Hop, hop, hop, petites foulées!
On souffle bien.
Si tu bondis et que tu fais le grand écart, tu ne tiendras pas longtemps. Le marathonien a la foulée courte et rasante.
Dans l’Évangile selon Sainte Nadine ♥, il est recommandé de garder un corps de rêve même après six enfants afin de garder son mari pour toute la vit toute la bite l’attention de son mari.
Je vais donc suer à travers bois. Je m’échauffe tranquillement en marchant d’un pas vif, allègre, léger et néanmoins décidé le long des allées cavalières.

Ensuite, je cours. En même temps, absolument toute seule dans les bois avec les chasseurs de champignons, on est plutôt tentée de ne pas faire de vieux os dans le secteur. Toute motivation est bonne à prendre pour devenir rouge, dégoulinante avec les cheveux gras et plaqués sur le crâne. Dans une tenue ridicule, de surcroit.
Tous ceux qui ne chassent pas les champignons sont militaires, autant dire que je mets le turbo et termine ma boucle en vingt minutes.
Obligée de faire plusieurs tours. Re toute seule. Re peur. Re turbo. Rebelote…

Je transpire un peu, souffle pas mal et suis très rouge. Je me coupe les pattes le long d’une côte qui me fait jurer la bave aux lèvres que, non, jamais, je ne m’arrêterai pas de courir, plutôt crever!
C’est en arrivant à son sommet que je livre pleinement la fabuleuse palette chromatique dont disposent mes joues et mon visage en général.
M’en fiche, je m’accroche et je continue, à la limite physique de la reptation. Mais m’auront pas, tous les Viets planqués dans les fougères n’attendent que ça pour me sauter sur le paletot.

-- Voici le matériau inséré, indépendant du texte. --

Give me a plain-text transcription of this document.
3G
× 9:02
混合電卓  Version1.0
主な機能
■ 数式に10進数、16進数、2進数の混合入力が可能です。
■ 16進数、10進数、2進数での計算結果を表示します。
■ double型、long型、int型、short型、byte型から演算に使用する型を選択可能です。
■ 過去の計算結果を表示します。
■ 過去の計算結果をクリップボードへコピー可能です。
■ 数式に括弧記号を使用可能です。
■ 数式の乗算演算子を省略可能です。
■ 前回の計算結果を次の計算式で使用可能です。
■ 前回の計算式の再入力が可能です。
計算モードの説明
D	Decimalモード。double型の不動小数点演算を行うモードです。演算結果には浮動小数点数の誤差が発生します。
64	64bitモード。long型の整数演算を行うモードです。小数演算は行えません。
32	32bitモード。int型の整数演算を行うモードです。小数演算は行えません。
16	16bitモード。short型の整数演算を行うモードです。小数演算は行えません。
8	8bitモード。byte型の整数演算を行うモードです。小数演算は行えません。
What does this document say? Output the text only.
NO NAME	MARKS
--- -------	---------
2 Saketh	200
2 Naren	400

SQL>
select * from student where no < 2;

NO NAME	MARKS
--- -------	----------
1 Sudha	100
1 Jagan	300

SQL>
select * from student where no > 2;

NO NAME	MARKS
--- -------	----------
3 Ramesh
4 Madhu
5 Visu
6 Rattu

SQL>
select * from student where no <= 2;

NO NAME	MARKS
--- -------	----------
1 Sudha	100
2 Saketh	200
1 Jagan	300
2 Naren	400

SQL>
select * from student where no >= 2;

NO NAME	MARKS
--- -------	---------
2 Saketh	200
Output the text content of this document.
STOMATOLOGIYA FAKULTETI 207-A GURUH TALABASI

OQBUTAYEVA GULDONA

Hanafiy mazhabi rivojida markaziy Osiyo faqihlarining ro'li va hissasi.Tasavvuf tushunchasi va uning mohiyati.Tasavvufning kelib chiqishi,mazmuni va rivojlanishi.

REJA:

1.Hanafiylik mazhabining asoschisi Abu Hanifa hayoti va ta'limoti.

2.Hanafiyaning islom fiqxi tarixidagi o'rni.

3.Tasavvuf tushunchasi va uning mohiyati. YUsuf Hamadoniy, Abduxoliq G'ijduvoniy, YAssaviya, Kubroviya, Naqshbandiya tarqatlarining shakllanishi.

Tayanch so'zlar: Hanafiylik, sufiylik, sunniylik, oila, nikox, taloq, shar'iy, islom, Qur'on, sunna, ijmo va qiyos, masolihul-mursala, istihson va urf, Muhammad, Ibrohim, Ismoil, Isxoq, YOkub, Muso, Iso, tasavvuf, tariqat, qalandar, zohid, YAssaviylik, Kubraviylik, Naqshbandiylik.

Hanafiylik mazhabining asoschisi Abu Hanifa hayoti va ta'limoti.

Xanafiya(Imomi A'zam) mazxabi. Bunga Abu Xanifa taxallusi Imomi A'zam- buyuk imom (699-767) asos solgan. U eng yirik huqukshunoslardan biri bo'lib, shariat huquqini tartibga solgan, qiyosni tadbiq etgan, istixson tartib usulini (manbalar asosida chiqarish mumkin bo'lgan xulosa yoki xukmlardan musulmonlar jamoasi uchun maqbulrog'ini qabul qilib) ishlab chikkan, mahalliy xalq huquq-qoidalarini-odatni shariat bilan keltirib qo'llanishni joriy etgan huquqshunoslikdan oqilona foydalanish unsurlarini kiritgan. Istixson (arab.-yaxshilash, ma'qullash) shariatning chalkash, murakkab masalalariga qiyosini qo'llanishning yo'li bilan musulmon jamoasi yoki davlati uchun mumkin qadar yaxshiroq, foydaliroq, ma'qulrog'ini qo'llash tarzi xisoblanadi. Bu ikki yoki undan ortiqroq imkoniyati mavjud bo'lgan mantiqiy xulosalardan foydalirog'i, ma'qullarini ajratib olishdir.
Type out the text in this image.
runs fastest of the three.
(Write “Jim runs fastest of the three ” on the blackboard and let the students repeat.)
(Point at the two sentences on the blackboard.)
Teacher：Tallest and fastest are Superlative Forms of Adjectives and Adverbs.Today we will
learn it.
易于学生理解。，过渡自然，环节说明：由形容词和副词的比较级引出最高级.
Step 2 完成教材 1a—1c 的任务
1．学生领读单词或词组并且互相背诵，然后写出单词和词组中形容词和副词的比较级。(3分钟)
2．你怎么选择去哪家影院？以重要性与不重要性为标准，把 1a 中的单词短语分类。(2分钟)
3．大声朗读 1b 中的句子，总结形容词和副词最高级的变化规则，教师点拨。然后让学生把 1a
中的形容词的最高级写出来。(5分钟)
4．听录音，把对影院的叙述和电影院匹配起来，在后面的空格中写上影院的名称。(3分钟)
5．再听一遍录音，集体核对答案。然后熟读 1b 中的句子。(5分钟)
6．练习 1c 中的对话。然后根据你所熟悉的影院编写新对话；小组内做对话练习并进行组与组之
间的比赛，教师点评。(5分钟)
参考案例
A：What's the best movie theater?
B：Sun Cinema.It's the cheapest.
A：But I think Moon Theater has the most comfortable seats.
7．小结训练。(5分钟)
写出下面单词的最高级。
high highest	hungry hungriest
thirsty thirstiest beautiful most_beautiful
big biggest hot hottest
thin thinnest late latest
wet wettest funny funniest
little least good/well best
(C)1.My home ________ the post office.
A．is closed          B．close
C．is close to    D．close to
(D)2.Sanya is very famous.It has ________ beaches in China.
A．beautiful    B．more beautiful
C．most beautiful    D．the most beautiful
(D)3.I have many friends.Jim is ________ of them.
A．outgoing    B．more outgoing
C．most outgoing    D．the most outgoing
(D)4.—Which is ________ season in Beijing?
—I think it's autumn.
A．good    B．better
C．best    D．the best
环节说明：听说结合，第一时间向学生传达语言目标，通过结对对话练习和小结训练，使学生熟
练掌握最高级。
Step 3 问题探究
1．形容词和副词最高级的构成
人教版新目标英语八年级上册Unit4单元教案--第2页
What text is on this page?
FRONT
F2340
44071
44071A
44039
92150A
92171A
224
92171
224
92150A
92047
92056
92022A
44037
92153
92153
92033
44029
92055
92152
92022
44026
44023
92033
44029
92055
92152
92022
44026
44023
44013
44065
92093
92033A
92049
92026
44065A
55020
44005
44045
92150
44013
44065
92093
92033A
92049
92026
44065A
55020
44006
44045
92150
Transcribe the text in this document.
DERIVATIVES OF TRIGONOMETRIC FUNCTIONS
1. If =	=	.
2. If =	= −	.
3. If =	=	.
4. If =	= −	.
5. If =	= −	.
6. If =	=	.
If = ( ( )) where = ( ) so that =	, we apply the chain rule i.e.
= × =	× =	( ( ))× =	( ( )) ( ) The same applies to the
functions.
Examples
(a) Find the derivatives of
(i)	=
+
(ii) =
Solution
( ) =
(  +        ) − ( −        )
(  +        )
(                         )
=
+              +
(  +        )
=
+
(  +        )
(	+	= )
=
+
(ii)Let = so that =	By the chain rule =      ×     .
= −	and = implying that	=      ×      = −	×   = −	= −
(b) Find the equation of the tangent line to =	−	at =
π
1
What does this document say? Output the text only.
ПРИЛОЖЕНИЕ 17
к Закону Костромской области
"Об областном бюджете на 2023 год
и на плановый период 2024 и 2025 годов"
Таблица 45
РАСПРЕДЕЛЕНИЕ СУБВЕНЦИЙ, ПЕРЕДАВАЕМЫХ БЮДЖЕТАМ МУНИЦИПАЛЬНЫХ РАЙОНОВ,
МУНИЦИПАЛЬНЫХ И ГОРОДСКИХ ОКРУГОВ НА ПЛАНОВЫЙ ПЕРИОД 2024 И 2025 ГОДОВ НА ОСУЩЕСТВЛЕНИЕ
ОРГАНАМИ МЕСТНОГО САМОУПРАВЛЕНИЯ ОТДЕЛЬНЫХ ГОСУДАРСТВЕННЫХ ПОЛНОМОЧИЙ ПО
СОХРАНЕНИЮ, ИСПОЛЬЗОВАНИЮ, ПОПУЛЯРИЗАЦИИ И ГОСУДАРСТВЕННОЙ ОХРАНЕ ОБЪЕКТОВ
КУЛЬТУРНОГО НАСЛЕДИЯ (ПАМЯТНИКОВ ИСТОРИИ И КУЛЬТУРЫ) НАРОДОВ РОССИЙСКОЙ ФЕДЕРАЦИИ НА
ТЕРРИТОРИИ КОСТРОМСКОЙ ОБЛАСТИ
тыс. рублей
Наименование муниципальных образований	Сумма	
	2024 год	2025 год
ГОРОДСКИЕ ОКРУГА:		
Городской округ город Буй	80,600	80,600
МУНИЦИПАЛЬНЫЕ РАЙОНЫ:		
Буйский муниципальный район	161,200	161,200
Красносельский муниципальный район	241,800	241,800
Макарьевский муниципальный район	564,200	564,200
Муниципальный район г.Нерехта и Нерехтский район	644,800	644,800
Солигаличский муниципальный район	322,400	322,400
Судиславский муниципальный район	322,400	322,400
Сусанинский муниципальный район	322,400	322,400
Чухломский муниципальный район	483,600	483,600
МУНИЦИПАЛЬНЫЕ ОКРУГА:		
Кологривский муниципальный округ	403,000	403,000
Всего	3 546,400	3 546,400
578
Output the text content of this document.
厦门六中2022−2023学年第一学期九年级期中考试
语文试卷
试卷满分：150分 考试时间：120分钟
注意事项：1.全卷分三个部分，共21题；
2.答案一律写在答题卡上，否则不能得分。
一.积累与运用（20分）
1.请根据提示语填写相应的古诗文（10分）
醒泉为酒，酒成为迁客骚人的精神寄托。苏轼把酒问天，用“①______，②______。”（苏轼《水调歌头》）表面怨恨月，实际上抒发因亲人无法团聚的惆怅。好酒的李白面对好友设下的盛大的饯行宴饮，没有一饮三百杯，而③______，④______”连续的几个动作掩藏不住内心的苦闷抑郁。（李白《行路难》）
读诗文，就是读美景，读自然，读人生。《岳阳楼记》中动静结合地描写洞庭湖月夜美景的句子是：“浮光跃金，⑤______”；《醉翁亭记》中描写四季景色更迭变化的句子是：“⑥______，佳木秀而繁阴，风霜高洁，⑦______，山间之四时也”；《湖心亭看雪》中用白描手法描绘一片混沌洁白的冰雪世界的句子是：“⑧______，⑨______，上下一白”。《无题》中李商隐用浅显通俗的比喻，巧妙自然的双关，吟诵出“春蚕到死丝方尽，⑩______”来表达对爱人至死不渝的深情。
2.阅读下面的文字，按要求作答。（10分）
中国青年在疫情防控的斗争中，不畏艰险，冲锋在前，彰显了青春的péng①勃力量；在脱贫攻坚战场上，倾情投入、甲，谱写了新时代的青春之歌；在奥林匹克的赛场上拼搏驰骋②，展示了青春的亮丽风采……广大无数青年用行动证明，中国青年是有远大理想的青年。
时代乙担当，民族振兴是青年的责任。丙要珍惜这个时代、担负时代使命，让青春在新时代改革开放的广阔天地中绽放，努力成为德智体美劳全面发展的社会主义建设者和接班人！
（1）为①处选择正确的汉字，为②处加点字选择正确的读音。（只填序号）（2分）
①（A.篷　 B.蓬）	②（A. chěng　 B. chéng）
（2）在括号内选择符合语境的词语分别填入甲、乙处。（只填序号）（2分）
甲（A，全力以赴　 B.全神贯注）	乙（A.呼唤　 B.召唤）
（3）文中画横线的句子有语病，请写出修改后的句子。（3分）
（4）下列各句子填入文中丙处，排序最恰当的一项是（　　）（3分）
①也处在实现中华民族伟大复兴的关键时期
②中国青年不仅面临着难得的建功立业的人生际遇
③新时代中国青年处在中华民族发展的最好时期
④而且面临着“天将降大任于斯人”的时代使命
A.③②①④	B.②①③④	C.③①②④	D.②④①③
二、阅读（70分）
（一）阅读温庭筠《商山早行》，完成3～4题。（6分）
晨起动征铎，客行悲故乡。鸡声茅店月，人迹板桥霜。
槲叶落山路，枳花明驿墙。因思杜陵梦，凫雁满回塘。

HAHAHAHAHAHA! Savent pas qui je suis!

Tiens, je suis suivie… Gardons la foulée décontractée, l’air dégagé et du souffle… Ha, trop tard, il est déjà passé.
Ouch. C’est un vioque, sans doute pauvre par dessus le marché! Doit bien avoir au moins… Oui. Au moins.
 » Alors, prête pour la course des Écluses? « 
Ymmpaaaaaaaaaaaarle! Le salopard (je suis poissarde quand je souffre et je souffre quand je cours).
Je me retourne, mais il n’y a personne d’autre que moi. Ymmparle!
 » – Heu… Nan!
   – Il faut venir, il y en a plein qui ne vont pas vite! « 
Je l’abhorre.
Je n’aime pas les vieux.
Je n’aime pas les sportifs.
Je hais les vieux sportifs, en toute logique.

Il repart sur le mode comète mais rencontre un pauvre, vieux comme lui. Ils s’arrêtent pour papoter, en plein milieu de l’allée, comme s’ils étaient au supermarché à onze heures et demie un mercredi matin.
Le vieux est routinier et a des habitudes chevillées au corps. Je les ai laissés sur place et ils n’ont pas pu me rattraper.

La prochaine fois, j’écrase de ma supériorité les mycophages. Je refuse de les laisser bouloter mes cèpes pendant que je m’adonne à l’exercice physique, enivrante gymnastique (et tac).